Shrimp inspired 'Super-tough' Composites

When you look around, every invention seems to show a glimpse of nature. Be it the head lights of a car inspired from human eyes or a light bulb prompting the working of Sun. There are direct or indirect influences of nature in our advancements. They all seem to make sense considering the powerful bodies that inspired them. However, strange is the case to find how on earth a 'shrimp' would become a root study for developing the next generation of airplanes, body armour and helmets.

The creature is known as Mantis Shrimp also called as stomatopods. The shrimp has an evolutionary technique of  killing their prey in two ways. One using a spear that is driven through the prey and the other is a club that smashes the skin of the prey by pulverising it with high speed and force. The 'Dactyl club' can achieve accelerations of 10,000g unleashing great amount of impact with speed equivalent to .22 caliber bullet.

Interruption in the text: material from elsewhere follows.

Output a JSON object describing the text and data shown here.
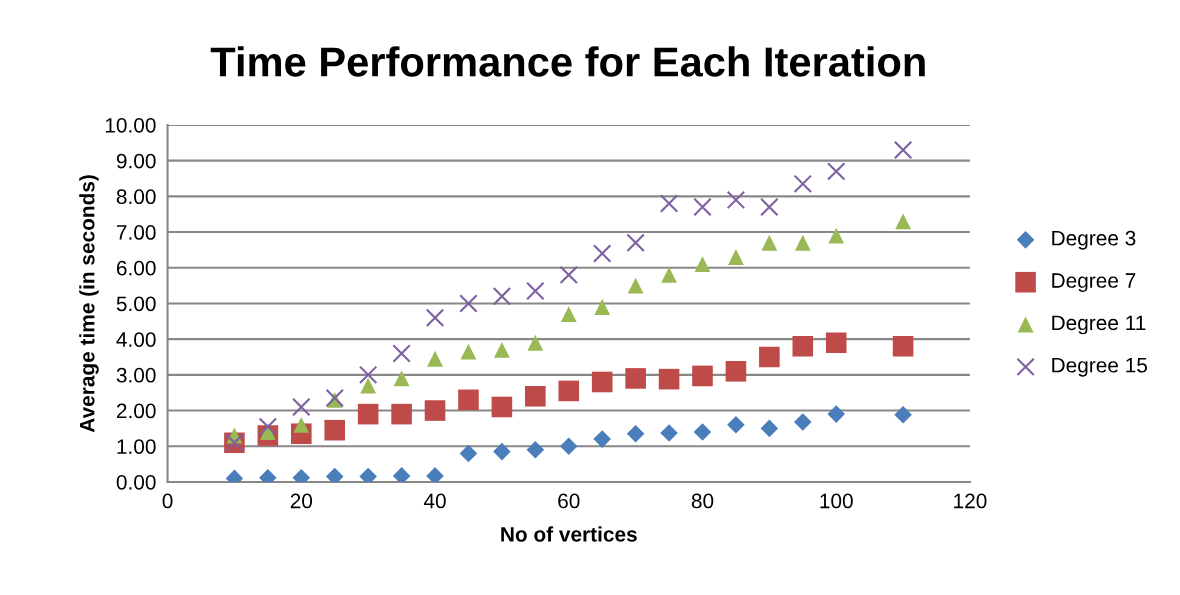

The idea of generating such large force onto another object can be considered suicidal if the right mechanism of absorption is ignored. But the mantis shrimp is assimilate the force onto itself thanks to the herringbone structure it possesses. This structure is the main inspiration for developing composite that can absorb large impact forces without fracturing.

The dactyl club when studied is found to be heavily mineralised, containing chitin fibers in hydroxyapatite matrix, allowing it to withstand repeated impacts without failure. The strength relies on the factor of arrangement of the fibers which are rotated by a small angle with respect to each layer below forming a herringbone structure.

The herringbone not only provides the failure resistance but also gives the shrimp to damage its prey severely by the transfer of momentum. The properties can be further simplified by understanding the structure in more detail the researchers found that the mineralized did not break because the crack is propagated by the structure and restricting it to the fibers and disallowing the crack to propagate to the surface.

A group of researchers imitated the structure of the dactyl club using carbon fiber epoxy composite. Forming helicoidal structures with different low angle rotations and then compared their performance to conventional unidirectional and quasi-directional fiber composites. The latter two when tested with 'drop weight' test were found to be fractured by the impact whereas the helicoidal structure showed a lower dent than the two, on average a 49% shallower dent. Following up with compressional tests also proved durability of the structure as 15-20% increase in residual strength was observed in the composites compared to the conventional structures.